As negociações também terminaram sem uma sinalização de que o tratado incluirá medidas para reduzir a produção e o consumo de plástico. Peru e Ruanda apresentaram uma proposta para a redução de 40% na produção entre 2025 e 2040 e tiveram o apoio de quase 30 países, como França, Noruega, Chile e Senegal. Os Estados Unidos foram contra.
“É hora de perguntar se a delegação dos Estados Unidos simplesmente perdeu o memorando sobre a proteção da saúde e dos direitos humanos da ameaça do plástico, ou se a administração [do presidente Joe] Biden esqueceu de enviá-lo”, criticou Carroll Muffett, presidente do CIEL.
O Canadá foi criticado por, inicialmente, apoiar a iniciativa do Peru e de Ruanda, mas não fazer pressão para que a proposta fosse aceita nas negociações. “O acordo fraco acordado em Ottawa coloca os interesses da indústria em primeiro lugar, não reflete o que o governo do ministro [do meio ambiente Steven] Guilbeault se comprometeu publicamente”, disse Sarah King, chefe de plásticos e oceanos do Greenpeace Canadá.
Graham Forbes, líder da campanha global de plásticos no Greenpeace Estados Unidos, também criticou o resultado das negociações sem considerar cortes na produção. “As pessoas estão sendo prejudicadas pela produção de plástico todos os dias, mas os estados estão ouvindo mais de perto os lobistas petroquímicos do que os cientistas de saúde”. Forbes ainda ressaltou que se os países, particularmente os que integram chamada “coalizão de alta ambição”, não agirem entre agora e a INC-5, que será realizada no fim do ano em Busan, na Coréia do Sul, o tratado será um texto que poderia ter sido escrito pela ExxonMobil, petroleira americana.
A ExxonMobil é uma das maiores produtoras de plástico do mundo e se manifesta contra um tratado que defenda o corte na produção. “A questão é a poluição.

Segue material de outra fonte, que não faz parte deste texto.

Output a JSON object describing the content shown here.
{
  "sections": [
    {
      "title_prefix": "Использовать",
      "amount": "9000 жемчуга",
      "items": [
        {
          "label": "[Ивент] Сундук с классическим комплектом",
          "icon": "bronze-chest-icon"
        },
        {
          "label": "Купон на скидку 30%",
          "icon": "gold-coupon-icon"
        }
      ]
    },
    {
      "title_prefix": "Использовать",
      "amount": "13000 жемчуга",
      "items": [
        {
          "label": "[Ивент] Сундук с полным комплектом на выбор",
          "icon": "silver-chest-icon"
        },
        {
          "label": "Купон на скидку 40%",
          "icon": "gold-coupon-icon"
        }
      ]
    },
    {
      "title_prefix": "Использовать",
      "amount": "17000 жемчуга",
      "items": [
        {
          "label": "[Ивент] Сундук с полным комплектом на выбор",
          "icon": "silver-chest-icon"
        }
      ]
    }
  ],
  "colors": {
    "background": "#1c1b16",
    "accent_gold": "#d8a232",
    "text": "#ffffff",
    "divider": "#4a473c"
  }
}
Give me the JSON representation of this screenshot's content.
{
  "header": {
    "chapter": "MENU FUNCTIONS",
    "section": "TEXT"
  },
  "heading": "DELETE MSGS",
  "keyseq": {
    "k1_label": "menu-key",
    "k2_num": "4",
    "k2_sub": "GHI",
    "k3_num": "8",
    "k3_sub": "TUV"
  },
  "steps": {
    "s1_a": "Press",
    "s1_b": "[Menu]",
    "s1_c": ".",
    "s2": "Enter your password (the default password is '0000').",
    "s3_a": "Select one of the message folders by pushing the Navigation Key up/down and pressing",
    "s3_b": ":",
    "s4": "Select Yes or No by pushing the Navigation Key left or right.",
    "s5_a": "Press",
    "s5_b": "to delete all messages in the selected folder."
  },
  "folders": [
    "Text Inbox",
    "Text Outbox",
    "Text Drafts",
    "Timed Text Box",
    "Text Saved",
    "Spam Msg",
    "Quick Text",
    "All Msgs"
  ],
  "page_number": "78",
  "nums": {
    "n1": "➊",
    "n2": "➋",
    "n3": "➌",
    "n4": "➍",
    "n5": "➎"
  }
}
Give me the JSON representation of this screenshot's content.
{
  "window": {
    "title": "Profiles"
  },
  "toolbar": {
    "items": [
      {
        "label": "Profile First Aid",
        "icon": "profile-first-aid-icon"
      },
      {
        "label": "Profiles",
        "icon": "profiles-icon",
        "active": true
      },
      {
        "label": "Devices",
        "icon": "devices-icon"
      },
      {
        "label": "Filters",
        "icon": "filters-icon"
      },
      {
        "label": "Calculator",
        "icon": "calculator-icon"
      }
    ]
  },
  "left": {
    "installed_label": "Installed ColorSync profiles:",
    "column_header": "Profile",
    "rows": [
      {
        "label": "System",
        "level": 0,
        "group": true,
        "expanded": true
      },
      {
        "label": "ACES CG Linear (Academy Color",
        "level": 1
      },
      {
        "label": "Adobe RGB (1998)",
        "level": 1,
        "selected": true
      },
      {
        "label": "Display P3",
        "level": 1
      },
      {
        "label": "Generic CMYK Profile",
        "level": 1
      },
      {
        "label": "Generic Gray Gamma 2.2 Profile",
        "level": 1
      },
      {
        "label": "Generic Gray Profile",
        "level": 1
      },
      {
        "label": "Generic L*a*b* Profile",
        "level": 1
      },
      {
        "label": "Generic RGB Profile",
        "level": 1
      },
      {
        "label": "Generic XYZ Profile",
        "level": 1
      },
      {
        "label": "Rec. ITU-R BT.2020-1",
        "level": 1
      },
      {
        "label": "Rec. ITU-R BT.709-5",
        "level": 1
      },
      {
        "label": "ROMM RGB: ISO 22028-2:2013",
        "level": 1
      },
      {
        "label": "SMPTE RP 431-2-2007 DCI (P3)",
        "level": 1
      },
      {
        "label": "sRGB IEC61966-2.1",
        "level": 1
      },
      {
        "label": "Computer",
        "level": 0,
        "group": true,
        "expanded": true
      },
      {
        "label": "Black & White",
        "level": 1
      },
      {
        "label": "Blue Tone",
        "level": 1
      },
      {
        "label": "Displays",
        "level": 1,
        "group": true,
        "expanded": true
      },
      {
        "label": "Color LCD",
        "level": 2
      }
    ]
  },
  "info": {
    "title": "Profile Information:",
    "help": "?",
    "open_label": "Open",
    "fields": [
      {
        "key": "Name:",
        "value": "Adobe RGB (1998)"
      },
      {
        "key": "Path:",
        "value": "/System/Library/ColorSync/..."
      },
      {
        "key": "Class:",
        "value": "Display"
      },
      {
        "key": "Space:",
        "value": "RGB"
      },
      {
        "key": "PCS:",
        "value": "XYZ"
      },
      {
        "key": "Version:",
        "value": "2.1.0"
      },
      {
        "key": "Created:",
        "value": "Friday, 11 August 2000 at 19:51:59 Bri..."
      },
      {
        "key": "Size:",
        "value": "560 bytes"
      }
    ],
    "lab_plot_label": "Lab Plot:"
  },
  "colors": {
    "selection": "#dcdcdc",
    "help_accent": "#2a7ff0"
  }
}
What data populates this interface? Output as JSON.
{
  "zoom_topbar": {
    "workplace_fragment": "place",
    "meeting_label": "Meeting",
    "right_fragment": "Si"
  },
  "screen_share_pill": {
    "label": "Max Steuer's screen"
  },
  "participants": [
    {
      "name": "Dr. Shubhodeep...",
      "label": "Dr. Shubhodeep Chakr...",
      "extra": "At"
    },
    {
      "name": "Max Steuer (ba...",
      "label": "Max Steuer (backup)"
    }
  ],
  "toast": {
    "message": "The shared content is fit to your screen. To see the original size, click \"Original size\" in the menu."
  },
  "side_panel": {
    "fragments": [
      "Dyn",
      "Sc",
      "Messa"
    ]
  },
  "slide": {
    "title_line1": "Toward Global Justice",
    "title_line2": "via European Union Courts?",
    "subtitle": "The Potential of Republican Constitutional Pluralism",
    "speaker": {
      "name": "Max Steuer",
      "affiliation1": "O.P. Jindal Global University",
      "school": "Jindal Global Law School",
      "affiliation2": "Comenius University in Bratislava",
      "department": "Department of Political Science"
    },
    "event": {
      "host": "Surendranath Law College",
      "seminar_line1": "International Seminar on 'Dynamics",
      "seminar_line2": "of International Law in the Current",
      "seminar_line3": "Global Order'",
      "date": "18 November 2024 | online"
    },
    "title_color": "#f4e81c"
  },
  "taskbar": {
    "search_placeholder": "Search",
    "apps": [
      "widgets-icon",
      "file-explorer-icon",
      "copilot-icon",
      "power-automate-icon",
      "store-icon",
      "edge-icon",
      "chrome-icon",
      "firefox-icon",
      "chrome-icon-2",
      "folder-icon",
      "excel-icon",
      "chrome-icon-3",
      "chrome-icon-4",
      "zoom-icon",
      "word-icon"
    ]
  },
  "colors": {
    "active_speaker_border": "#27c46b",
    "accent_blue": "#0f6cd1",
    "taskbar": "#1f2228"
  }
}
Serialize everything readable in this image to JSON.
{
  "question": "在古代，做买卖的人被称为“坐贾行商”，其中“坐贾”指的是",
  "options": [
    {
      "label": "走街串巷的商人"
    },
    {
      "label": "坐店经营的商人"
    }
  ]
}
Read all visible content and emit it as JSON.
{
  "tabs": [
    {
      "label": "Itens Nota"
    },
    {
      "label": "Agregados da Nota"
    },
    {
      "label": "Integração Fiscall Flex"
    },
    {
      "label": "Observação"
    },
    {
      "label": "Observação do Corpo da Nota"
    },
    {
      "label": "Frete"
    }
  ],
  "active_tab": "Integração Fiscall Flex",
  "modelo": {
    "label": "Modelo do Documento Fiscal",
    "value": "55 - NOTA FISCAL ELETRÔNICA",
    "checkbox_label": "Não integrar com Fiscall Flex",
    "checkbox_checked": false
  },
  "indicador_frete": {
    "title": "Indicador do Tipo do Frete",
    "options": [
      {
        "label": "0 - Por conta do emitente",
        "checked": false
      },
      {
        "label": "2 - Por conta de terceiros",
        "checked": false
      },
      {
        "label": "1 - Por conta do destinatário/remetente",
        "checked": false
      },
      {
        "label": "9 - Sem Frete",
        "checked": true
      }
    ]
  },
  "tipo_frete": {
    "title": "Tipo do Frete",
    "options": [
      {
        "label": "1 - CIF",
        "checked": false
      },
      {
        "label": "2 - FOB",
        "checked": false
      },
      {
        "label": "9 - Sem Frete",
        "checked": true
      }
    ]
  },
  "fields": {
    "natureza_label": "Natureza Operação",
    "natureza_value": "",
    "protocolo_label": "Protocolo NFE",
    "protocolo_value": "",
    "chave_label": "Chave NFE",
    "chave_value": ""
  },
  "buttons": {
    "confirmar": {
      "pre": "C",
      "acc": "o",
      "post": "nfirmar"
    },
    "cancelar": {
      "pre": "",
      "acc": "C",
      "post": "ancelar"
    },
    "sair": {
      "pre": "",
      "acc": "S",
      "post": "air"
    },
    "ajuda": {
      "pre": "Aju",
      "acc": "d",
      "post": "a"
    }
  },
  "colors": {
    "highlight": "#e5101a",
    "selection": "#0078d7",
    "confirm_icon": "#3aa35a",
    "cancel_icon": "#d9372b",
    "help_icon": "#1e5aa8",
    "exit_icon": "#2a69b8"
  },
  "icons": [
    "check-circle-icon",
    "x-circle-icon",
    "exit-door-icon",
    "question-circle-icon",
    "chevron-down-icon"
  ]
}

A questão não é o plástico. Um limite na produção de plástico não nos servirá em termos de poluição e meio ambiente”, disse Karen McKee, chefe de soluções de produtos da ExxonMobil, ao Financial Times.
A indústria defende a reciclagem como uma solução, apesar de menos de 9% dos plásticos serem reciclados. Um relatório publicado em fevereiro pela Centro para a Integridade Climática mostra que a indústria dos combustíveis fósseis e do plástico promoveu a reciclagem como uma solução por mais de 50 anos, apesar de saber que a ação não é viável em grande escala.
O Brasil é outro país que não apoiou a proposta do Peru e de Ruanda. Para Lara Iwanicki, gerente de advocacy da Oceana Brasil, e Michel Santos, de forma geral, o Brasil se posicionou melhor do que nas negociações em Nairóbi no ano passado. “O Brasil teve um amadurecimento. Levou uma delegação maior para entender a complexidade do problema. Ajudou a facilitar os grupos de trabalho. Falou pela primeira vez sobre a importância de existir transparência na composição dos plásticos”, disse Iwanicki.
Santos comentou que o país ainda defendeu a inclusão de catadores de material reciclável e dos trabalhadores informais para uma transição justa. “Também mostrou algum progresso no que se refere à adoção de medidas que regulem produtos químicos e polímeros preocupantes, bem como produtos problemáticos e evitáveis, que são mais prejudiciais às pessoas e à natureza”, disse Santos. Os especialistas, no entanto, ressaltaram que o Brasil precisa ser mais ambicioso para resolver o problema. O país é responsável por 2% da produção global de plástico.
Até novembro, os países devem realizar um trabalho formal intersessional para a elaboração de listas de produtos plásticos e químicos nocivos, para a concepção de produtos com foco na reutilização e reciclagem e para a análise do pacote financeiro necessário para a implementação do tratado.
O plástico é problemático porque pode persistir em rios, no oceano e em terra por séculos, além de afetar a saúde de humanos e outros animais. “A maioria dos itens de plástico nunca desaparece completamente. Eles apenas se quebram em pedaços cada vez menores. Os microplásticos podem entrar no corpo humano por inalação e absorção e se acumular em órgãos. Microplásticos foram encontrados em nossos pulmões, fígado, baço e rins”, diz publicação do Programa das Nações Unidas para o Meio Ambiente (Pnuma). Um estudo publicado em 2021 encontrou microplástico em todas as partes da placenta.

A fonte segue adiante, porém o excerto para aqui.